No subdirectory scanning by default
As covered in the subdirectory loader section, WordPress only loads PHP files from the root of mu-plugins/. PHP files in subdirectories are invisible to WordPress unless a root-level loader file explicitly includes them. A common mistake is placing a plugin in a subdirectory and wondering why it never runs, the file does not exist from WordPress’s perspective.
Errors are silent and fatal
A syntax error or uncaught exception in a must-use plugin produces a white screen or fatal error with no admin-panel escape route. You cannot deactivate the broken file from the WordPress admin because the admin itself fails to load when a mu-plugin errors. Recovery requires SFTP or SSH access to rename or fix the file. This is another reason to version-control mu-plugins and test changes in staging before pushing to production.
What Belongs in a Must-Use Plugin vs. functions.php vs. a Regular Plugin
The placement decision comes down to three questions: Can this legitimately be disabled? Does it need to survive a theme switch? Does it need to load before regular plugins?
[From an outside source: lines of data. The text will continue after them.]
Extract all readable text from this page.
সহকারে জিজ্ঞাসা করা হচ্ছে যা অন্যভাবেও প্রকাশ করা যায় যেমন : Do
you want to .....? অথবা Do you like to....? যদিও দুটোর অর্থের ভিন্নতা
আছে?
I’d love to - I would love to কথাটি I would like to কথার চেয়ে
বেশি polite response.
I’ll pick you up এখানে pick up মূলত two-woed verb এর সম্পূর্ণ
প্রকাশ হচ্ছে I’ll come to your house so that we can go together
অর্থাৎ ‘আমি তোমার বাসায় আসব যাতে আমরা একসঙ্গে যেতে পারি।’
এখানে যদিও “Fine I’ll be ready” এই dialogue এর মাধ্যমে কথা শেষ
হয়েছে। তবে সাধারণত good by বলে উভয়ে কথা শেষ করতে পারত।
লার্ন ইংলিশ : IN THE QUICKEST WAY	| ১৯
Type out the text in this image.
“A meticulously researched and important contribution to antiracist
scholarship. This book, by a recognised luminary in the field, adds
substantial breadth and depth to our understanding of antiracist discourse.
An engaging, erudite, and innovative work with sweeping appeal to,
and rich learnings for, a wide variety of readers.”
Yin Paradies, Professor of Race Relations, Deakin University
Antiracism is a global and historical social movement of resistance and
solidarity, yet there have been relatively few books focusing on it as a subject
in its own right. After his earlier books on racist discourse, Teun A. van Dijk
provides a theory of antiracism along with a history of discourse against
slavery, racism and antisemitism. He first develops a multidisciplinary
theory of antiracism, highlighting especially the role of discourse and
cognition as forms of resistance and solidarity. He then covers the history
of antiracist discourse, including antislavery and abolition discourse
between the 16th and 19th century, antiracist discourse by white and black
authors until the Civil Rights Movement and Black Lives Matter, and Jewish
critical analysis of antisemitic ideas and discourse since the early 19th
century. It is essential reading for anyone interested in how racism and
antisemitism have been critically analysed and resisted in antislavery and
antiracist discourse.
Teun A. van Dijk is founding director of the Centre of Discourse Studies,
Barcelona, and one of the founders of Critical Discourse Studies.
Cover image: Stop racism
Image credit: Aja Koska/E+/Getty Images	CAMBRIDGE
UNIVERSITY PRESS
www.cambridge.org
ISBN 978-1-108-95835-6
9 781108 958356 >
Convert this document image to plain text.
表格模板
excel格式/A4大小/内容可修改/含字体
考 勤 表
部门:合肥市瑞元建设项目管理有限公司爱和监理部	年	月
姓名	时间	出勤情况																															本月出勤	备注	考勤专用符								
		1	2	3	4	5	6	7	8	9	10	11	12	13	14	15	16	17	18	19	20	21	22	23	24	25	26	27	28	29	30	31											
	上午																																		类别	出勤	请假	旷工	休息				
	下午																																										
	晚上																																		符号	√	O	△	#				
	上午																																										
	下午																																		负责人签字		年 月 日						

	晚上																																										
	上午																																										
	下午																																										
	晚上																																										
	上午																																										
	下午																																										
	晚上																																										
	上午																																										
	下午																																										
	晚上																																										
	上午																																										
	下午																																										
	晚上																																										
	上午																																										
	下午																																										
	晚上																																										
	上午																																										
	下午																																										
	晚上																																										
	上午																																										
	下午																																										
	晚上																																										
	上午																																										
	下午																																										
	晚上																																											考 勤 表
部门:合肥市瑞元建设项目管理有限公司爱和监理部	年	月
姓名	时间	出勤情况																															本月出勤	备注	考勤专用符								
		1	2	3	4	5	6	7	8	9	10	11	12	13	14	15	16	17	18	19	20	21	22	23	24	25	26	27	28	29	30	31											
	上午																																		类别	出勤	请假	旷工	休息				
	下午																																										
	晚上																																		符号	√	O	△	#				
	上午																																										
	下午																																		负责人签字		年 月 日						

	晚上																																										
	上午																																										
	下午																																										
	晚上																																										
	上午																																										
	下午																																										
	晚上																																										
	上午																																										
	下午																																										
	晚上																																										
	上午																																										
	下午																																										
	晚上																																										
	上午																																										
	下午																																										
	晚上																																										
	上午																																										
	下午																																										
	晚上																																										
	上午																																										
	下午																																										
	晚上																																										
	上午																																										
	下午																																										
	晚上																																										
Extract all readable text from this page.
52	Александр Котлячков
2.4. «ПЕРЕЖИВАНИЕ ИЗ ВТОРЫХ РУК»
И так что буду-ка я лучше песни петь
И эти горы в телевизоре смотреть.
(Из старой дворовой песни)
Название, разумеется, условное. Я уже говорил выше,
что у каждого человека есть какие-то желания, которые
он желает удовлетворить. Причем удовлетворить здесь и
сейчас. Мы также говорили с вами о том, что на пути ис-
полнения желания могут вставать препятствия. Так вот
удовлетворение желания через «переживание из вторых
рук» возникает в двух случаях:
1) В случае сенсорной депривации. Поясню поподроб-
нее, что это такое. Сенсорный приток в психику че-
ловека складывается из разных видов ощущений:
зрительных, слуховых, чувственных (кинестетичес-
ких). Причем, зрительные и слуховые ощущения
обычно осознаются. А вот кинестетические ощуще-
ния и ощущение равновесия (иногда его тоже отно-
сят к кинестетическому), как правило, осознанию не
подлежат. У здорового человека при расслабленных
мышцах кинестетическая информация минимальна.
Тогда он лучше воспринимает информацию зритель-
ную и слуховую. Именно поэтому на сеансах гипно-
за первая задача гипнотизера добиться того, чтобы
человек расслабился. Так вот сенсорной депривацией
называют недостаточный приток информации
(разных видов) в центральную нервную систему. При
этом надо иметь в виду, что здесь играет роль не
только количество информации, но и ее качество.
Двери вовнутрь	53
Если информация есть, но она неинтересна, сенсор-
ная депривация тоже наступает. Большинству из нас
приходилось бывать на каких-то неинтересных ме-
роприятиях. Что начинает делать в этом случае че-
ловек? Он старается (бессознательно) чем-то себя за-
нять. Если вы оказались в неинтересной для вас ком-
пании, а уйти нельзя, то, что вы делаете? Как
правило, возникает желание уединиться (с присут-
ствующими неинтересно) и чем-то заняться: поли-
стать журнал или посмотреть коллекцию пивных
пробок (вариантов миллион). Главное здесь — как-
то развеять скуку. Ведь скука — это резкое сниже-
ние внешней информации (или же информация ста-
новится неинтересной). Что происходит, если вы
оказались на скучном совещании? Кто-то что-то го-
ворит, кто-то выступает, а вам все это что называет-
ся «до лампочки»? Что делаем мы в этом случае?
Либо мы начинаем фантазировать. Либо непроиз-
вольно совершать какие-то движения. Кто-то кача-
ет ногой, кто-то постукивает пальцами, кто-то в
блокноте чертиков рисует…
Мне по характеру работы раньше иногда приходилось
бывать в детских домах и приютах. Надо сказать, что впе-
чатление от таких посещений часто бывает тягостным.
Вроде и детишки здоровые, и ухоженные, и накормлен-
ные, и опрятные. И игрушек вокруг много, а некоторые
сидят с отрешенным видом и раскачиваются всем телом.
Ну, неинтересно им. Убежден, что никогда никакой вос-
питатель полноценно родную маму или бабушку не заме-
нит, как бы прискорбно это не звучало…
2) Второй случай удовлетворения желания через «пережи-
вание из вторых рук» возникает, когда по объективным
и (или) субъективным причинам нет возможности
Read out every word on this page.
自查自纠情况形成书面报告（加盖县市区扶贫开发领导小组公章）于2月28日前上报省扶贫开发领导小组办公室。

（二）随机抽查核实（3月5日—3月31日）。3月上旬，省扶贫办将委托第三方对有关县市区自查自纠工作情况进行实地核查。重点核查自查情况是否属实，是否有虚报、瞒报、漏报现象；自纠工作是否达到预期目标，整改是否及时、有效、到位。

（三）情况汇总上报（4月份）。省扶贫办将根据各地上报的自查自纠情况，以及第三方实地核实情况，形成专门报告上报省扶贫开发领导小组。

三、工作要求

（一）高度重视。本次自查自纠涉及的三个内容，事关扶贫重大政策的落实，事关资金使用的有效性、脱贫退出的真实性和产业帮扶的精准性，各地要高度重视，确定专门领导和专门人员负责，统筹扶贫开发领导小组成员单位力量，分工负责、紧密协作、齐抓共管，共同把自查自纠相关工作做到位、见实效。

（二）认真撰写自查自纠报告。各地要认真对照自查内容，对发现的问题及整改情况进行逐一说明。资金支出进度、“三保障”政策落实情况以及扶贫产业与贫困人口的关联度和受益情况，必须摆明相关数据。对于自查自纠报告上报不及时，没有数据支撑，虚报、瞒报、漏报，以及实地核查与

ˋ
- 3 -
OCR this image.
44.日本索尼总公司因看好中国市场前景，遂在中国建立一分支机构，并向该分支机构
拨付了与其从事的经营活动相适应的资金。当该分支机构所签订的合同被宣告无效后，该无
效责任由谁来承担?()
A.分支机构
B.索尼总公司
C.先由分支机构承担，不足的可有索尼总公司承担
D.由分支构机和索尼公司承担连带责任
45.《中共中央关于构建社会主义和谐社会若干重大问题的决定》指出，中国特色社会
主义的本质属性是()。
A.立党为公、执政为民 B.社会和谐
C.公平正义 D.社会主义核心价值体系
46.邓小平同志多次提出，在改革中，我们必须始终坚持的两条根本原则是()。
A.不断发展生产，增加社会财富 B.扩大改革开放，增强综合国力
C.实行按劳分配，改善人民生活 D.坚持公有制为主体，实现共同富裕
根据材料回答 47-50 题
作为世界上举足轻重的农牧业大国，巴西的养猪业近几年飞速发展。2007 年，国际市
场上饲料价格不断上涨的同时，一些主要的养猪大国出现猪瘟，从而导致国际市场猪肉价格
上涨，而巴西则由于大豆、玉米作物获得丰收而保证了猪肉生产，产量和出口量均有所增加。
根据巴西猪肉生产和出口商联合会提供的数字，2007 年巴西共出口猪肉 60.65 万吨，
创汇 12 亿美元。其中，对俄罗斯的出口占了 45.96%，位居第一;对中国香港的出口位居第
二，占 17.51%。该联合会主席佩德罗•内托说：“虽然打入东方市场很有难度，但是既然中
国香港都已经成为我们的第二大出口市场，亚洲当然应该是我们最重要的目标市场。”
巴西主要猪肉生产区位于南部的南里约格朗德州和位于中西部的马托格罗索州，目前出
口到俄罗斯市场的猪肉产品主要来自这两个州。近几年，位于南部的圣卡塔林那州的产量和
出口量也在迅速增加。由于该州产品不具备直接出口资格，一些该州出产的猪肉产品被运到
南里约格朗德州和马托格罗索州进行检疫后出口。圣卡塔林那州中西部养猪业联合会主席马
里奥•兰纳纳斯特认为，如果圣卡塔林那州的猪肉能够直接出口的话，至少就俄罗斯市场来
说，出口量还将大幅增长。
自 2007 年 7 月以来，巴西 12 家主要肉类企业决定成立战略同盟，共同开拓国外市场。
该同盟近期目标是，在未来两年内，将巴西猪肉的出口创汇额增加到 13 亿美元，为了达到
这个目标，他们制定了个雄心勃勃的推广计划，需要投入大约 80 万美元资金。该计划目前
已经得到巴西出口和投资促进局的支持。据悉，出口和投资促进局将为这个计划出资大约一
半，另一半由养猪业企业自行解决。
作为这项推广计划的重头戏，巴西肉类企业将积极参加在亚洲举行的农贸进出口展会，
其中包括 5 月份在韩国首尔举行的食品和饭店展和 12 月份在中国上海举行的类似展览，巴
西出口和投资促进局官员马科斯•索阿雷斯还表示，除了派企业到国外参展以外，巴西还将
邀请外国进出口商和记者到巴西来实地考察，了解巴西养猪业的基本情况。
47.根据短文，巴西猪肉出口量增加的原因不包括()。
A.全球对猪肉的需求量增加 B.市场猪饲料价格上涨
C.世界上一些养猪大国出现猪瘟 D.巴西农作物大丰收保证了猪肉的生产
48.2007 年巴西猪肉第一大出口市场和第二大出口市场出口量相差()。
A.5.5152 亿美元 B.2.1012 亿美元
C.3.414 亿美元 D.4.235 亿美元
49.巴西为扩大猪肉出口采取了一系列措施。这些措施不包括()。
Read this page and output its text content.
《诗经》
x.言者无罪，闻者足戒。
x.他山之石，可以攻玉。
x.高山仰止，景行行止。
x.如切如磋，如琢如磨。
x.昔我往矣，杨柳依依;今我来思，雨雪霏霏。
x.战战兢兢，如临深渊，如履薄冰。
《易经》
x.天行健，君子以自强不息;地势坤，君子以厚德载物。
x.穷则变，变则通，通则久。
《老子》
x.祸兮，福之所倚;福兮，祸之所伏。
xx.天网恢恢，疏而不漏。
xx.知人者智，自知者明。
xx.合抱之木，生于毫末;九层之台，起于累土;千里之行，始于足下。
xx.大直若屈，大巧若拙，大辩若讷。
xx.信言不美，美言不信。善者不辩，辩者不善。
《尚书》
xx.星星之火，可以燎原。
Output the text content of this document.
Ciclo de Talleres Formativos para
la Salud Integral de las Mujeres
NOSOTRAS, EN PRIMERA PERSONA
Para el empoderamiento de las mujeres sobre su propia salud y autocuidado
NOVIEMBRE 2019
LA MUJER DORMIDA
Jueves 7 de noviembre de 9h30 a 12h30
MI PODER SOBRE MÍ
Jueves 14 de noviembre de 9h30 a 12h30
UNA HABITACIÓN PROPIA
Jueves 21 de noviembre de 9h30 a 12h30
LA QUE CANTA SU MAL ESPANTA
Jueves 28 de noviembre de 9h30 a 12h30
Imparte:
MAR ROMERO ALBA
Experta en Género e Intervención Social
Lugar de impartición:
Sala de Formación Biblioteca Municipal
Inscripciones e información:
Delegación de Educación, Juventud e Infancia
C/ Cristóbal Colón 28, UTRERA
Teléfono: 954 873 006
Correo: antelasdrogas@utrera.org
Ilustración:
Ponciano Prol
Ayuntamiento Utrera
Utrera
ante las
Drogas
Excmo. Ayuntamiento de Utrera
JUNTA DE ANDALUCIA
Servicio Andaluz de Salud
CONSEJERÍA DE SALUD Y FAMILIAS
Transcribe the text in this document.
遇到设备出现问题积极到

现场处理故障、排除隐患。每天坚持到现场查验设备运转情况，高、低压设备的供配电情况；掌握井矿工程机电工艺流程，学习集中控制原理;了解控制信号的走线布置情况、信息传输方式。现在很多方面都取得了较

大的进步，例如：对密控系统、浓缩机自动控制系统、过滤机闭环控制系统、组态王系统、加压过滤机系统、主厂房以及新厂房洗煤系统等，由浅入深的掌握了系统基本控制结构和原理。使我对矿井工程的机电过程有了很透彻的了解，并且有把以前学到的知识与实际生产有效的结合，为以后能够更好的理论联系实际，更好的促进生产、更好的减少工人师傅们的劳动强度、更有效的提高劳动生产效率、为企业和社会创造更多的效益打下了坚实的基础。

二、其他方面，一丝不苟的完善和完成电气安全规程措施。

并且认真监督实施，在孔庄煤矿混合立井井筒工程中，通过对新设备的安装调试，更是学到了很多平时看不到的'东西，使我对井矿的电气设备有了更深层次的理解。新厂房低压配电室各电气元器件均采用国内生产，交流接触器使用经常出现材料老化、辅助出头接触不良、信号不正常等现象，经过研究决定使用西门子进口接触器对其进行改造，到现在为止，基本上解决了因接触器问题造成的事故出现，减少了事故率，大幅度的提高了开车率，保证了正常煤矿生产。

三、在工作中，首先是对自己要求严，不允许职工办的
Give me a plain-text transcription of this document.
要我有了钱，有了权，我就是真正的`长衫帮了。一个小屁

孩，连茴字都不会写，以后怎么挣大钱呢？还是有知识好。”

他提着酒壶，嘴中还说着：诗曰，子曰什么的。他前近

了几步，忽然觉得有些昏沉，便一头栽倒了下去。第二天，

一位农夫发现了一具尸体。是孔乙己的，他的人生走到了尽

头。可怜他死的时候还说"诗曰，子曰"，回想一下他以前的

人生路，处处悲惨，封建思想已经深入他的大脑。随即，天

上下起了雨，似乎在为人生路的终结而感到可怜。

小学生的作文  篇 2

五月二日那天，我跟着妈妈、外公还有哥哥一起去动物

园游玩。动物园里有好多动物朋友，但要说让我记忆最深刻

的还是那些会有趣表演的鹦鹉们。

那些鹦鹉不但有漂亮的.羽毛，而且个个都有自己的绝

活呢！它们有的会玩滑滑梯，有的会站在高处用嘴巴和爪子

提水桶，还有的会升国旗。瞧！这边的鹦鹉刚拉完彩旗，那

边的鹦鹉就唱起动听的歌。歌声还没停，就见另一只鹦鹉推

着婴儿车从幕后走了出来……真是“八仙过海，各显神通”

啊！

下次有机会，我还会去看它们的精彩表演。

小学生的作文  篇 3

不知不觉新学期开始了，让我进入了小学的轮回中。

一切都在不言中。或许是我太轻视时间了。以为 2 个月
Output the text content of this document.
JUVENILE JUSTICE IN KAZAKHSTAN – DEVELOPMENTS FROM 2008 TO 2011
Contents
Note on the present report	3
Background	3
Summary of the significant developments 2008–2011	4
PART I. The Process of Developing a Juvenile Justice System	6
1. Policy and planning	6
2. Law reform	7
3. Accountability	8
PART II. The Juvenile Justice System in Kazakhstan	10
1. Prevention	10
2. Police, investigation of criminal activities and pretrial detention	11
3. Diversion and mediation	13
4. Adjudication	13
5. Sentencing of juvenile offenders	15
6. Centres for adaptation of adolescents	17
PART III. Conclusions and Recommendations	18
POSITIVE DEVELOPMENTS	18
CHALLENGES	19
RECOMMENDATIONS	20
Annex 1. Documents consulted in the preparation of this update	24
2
| Code Type | Best Location | Reason |
|---|---|---|
| Security headers, maintenance mode | mu-plugins/ | Cannot be disabled; must load first |
| Environment config, API keys | mu-plugins/ or wp-config.php | Infrastructure; no toggle needed |
| Site-wide filters (theme-independent) | mu-plugins/ | Survives theme switch; no activation needed |
| Theme layout, design filters | functions.php | Specific to active theme |
| Features with settings pages | Regular plugin | Needs activate/deactivate; user-controllable |
| Features that might be disabled for debug | Regular plugin | Needs admin toggle during troubleshooting |
Organizing a Growing Must-Use Plugin Collection
On sites that accumulate mu-plugins over time, the directory can become unwieldy. Here is the structure that scales well and stays readable:
- One file per concern. Do not pack unrelated functionality into a single file because “it is short.” Security headers in one file, environment config in another, maintenance mode in a third. This makes it easy to remove or update one piece without touching others.
- Use the subdirectory loader once you have more than four or five mu-plugins. Group related files (e.g.,
security/,environment/,redirects/). - Version control everything. Treat
mu-plugins/as part of your site’s Git repository. Changes should go through the same review process as regular plugin or theme code. - Document each file’s purpose and the constant that controls it (if any) in the file header comment. Future you and your team will thank you.
Put Infrastructure Code Where It Cannot Be Accidentally Removed
Must-use plugins are the right tool for site-level infrastructure that must be on, must load first, and must survive any plugin or theme change. Start with security headers and environment config, those are the two highest-value placements on any production WordPress site. The gists in this article are production-ready starting points.